Já não podemos mais fumar no escritório entre as pilhas de documentos e processos que se acumulam com culpas e sentenças – em um escritório de advocacia não existe absolvição, alguém sempre precisa pagar a conta. As mesas nos separam – e protegem – como trincheiras. O chefe, que chega sorrateiro como o inimigo, nos deixa um novo despacho – uma ordem, todos sabem – como se fosse um tiro, uma granada pronta a explodir antes que o expediente acabe.
À medida que o volume de papel aumenta a vontade de fumar cresce também. Poderia correr para o banheiro, abrir a janela de uma das cabines e dar alguns tragos, mas uma letargia toma conta do meu corpo: tenciono a perna, estico tudo o que posso e sinto alguma coisa estralar. É a burocratização da vida mundana, a privatização do cotidiano e dos corpos – quando homens e mulheres não são mais donos de si, mas escravos dos seus pecadilhos diários, em geral, banais e industrializados.
Quando alguém pergunta sobre o feriado no próximo mês, um leve alvoroço se alastra entre as mesas. Uns se levantam para buscar café e combinar uma viagem rápida ao litoral. Fecho com força a pasta de relatórios.
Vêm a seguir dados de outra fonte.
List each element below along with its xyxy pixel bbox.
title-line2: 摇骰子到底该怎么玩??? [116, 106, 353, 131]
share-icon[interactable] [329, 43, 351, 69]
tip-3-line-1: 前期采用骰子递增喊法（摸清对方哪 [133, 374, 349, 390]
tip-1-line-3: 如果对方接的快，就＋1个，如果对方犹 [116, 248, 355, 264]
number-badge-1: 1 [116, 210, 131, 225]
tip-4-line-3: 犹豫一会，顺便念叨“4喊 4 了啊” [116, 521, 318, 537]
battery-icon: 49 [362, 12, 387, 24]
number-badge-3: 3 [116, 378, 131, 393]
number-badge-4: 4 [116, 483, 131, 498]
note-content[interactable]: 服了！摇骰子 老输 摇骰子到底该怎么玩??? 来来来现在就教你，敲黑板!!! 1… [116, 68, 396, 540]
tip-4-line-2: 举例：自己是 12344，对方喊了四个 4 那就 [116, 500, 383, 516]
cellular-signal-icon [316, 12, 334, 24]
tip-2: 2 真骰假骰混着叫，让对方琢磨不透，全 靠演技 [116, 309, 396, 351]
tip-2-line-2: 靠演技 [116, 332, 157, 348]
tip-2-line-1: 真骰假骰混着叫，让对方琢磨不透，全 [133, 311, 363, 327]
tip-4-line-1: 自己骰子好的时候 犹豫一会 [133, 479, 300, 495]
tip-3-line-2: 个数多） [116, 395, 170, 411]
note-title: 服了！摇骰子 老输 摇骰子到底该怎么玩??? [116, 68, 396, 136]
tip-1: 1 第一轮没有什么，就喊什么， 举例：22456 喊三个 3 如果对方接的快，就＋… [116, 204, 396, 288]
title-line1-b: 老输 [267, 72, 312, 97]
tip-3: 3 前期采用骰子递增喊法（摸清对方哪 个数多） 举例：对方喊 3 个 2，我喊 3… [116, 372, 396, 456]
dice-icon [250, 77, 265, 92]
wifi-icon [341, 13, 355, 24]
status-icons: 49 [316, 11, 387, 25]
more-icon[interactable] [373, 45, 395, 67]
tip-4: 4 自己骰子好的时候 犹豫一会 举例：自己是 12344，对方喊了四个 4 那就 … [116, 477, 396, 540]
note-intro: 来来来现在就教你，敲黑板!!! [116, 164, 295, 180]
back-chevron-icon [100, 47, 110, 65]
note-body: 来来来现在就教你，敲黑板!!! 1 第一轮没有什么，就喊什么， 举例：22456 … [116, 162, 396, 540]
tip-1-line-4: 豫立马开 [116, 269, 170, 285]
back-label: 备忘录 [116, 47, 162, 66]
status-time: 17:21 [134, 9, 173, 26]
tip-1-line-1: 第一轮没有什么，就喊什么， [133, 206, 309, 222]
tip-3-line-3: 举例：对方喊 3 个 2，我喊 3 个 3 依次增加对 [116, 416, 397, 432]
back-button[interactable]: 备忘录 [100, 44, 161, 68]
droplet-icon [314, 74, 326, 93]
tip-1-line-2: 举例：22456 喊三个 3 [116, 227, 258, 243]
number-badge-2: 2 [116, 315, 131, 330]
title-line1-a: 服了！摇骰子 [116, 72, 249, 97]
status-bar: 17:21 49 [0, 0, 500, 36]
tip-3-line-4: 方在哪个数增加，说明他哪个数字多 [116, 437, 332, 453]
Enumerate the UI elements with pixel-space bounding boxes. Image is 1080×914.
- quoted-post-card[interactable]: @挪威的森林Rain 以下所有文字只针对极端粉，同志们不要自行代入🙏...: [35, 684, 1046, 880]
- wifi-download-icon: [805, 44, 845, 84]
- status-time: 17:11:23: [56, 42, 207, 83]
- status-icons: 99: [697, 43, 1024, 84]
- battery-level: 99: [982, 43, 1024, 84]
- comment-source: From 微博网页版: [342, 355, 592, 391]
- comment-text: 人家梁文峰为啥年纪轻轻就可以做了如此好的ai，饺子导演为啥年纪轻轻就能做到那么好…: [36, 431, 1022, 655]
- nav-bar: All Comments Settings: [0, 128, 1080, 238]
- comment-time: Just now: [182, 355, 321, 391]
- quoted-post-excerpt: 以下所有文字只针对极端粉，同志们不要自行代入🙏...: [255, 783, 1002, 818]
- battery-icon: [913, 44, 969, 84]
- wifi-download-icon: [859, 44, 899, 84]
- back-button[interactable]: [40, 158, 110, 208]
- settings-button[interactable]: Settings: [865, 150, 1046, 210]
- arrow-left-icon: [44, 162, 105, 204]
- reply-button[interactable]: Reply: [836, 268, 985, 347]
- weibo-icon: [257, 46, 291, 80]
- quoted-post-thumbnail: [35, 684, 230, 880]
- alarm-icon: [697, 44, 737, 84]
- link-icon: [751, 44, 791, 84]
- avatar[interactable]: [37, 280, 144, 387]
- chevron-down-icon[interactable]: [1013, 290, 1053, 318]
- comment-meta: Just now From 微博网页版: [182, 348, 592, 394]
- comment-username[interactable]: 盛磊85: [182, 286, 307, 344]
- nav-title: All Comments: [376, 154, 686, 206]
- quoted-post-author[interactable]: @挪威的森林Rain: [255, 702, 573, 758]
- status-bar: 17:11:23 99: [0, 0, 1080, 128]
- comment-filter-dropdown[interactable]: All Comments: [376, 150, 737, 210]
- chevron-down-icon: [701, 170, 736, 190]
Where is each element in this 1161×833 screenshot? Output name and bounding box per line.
Sem ninguém ouvir o estrondo silencioso das páginas que se tocam como os lábios dos amantes que se beijam escondidos. O diretor da firma aparece – com o seu cabelo alinhado, o rosto gordo e as roupas em um estilo cafona e desnecessário – e todos se aquietam como se o andar todo fosse mal assombrado.
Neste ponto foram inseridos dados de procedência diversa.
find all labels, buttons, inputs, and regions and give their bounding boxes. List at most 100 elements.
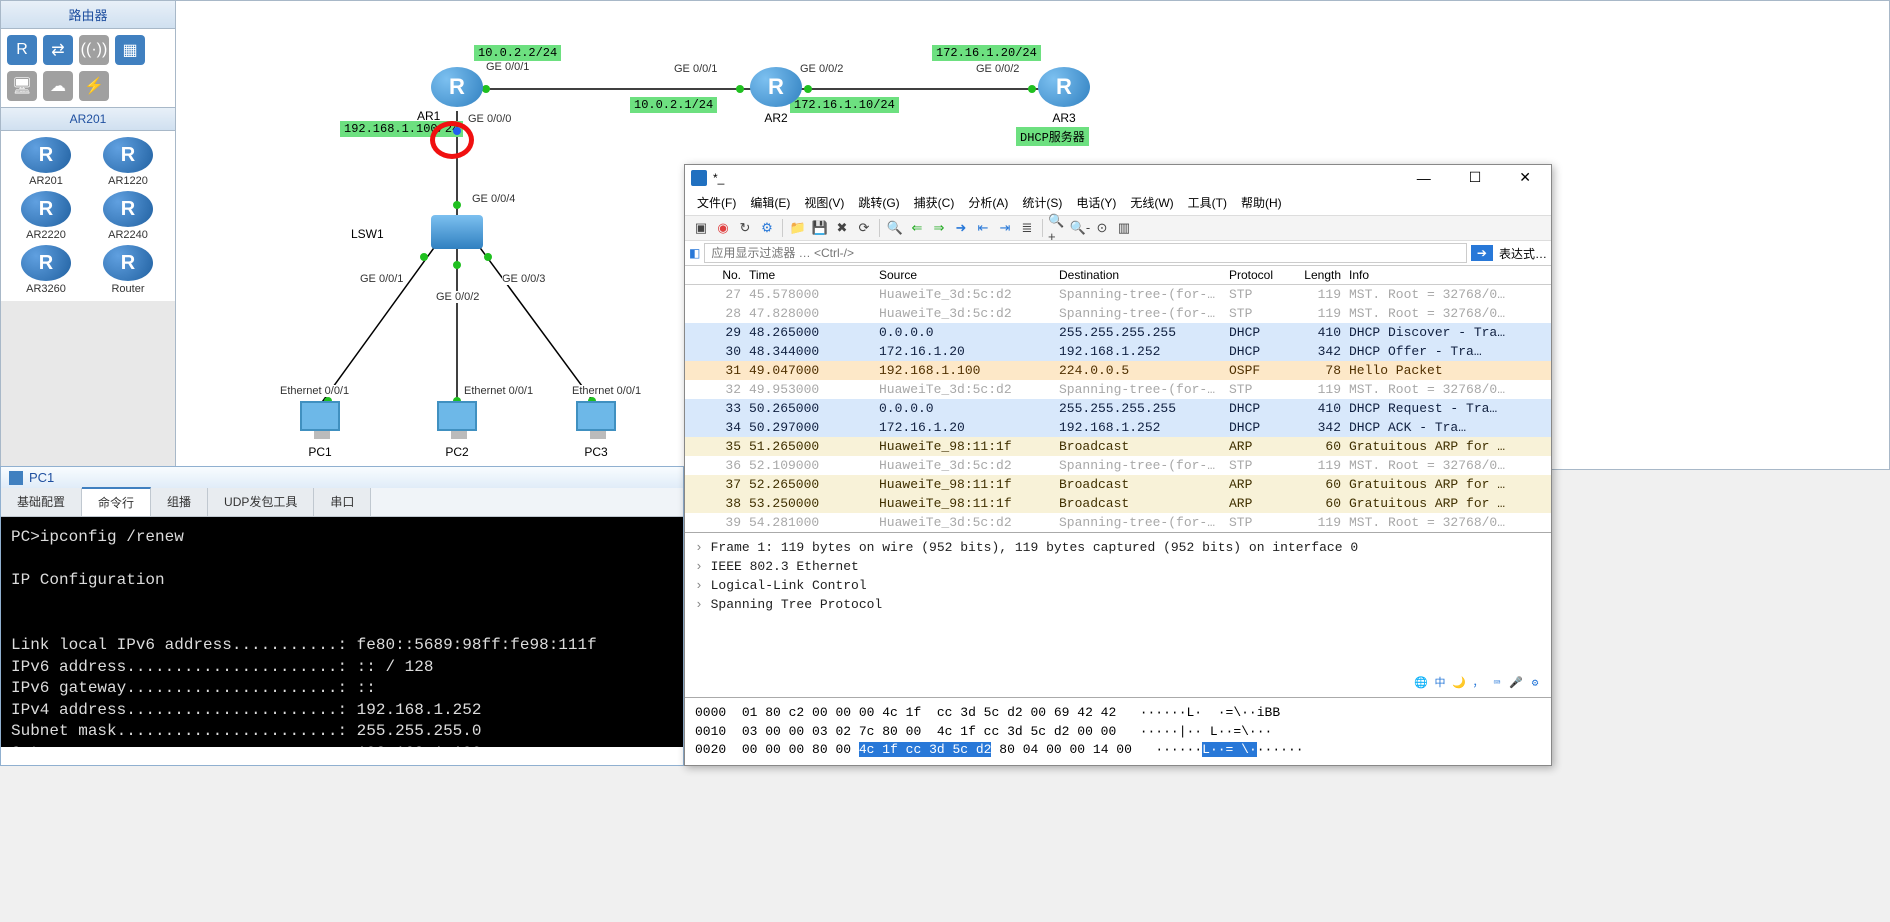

Atrás de mim, entre persianas que acumulam o pó como um museu da imundice, a janela me separa da praça onde um pai – que caminha com a filha no colo e uma bolsa colorida no braço – não se dá conta que, metros acima da sua cabeça, todo o dia acontece um chacina sistemática, remunerada e cada vez mais distante de acabar.
O telefone, essa pequena trombeta do apocalipse, convulsiona e me toma a atenção. Quando meu rosto volta à mesa, em um giro rápido e mecânico, o barulho cessa. A sua missão estava cumprida e estou novamente direcionado ao trabalho, sem nenhuma distração. Por pouco tempo, é claro – até porque algumas coisas só fazem sentido quando acabam.
Sem pressa, chego ao banheiro e paro em frente ao espelho, antes de bater o ponto – como um peixe que tenta respirar fora d’água –, as olheiras – que refletem a minha imagem como um farol apagado – mostram que já chegamos ao fim da linha.